The Fan-tailed, or Keel-breasted birds (Carinatæ), which form the second sub-class, comprise all living Birds of the present day, with the exception of those of the ostrich kind, or Ratitæ. They probably developed out of Feather-tailed Birds during the first half of the secondary period, namely, in the Jura or Chalk period, by the hinder tail vertebræ growing together, and by the tail becoming shortened. Only very few remains of them are known from the secondary period, and these moreover only out of the last section of it, namely, from the Chalk. These remains belong to a swimming bird of the albatross species, and a wading bird like a snipe. All the other fossil remains of birds as yet known have been found in the tertiary strata.

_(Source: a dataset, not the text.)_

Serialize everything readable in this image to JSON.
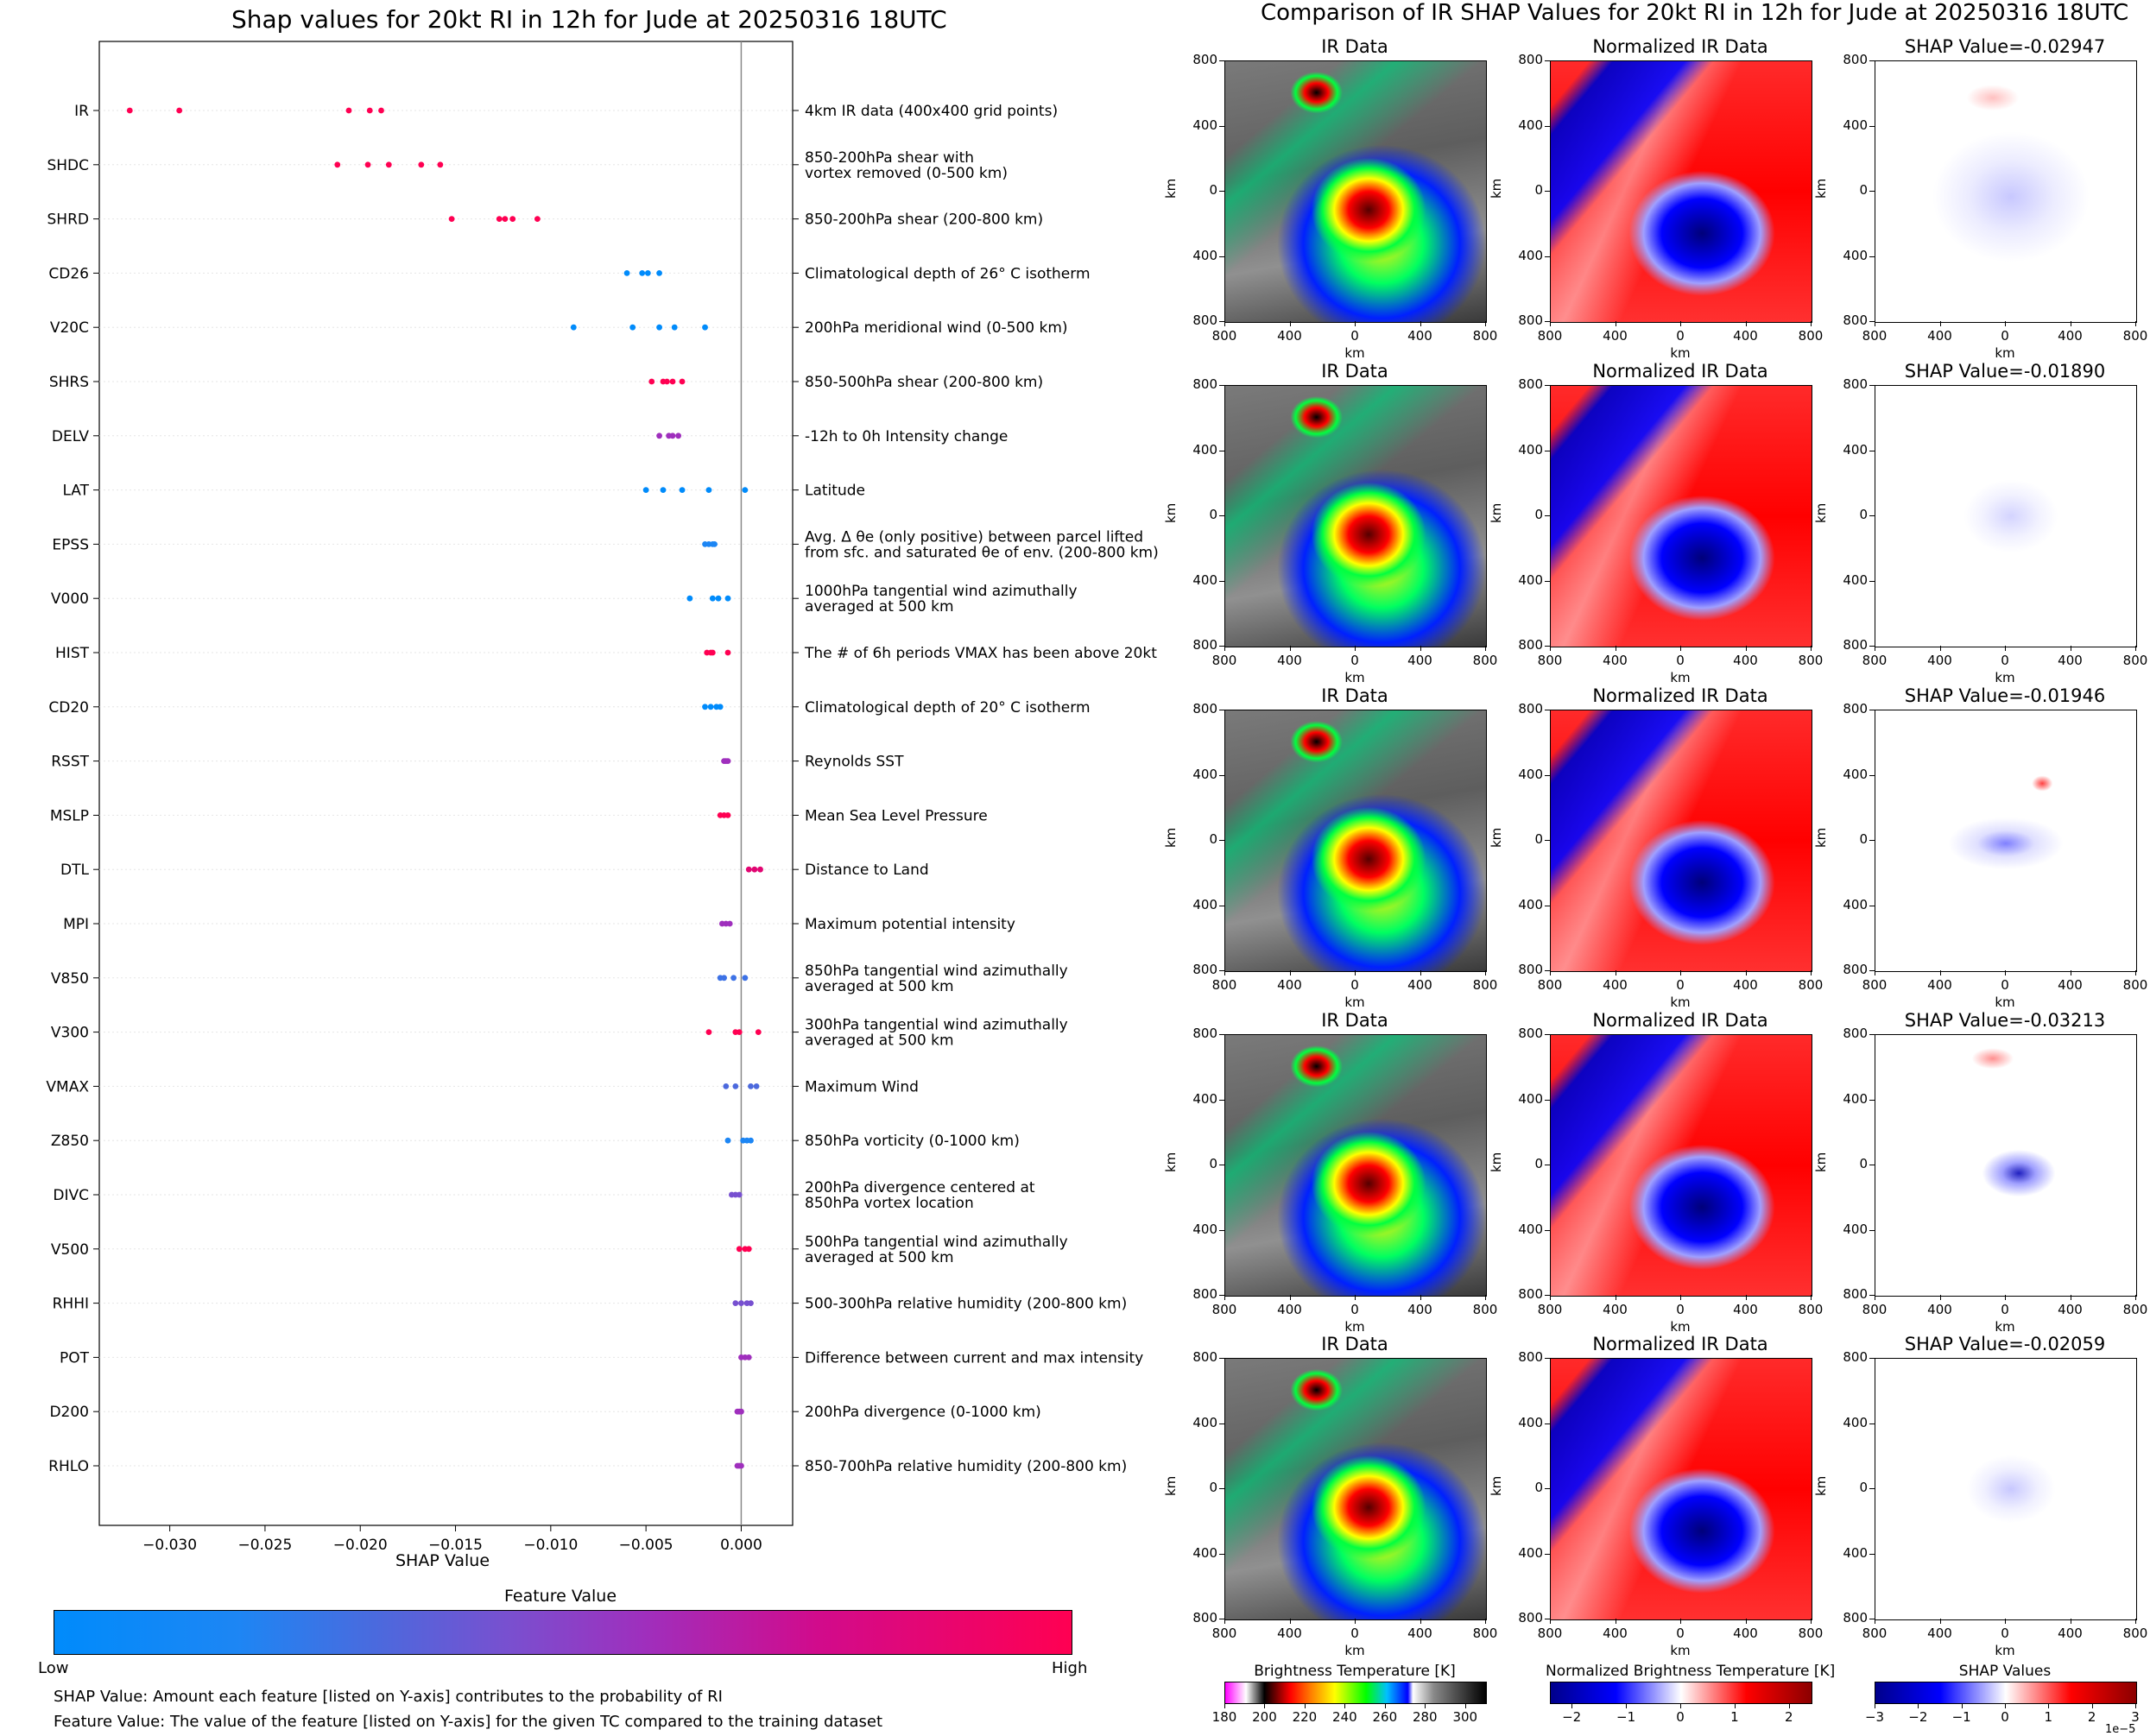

The Bushy-tailed, or Ostrich-like Birds (Ratitæ), also called Running Birds (Cursores), the third and last sub-class, is now represented only by a few living species, by the African ostrich with two toes, the American and Australian ostrich with three toes, by the Indian cassowary and the four-toed kiwi, or Apteryx, in New Zealand. The extinct giant birds of Madagascar (Æpyornis) and the New Zealand Dinornis, which were much larger than the still living ostriches, also belong to this group. The Birds of the ostrich kind—by giving up the habit of flying, by the degeneration of the muscles for flying resulting from this, and of the breast bone which serves as their support, and by the corresponding stronger development of the hinder legs for running—have probably arisen out of a branch of the Keel-breasted birds. But possibly, as Huxley thinks, they may be the nearest relations of the Dinosauria and of the Reptiles akin to them, especially of the Compsognathus; at all events, the common primary form of all Birds must be looked for among the extinct Reptiles.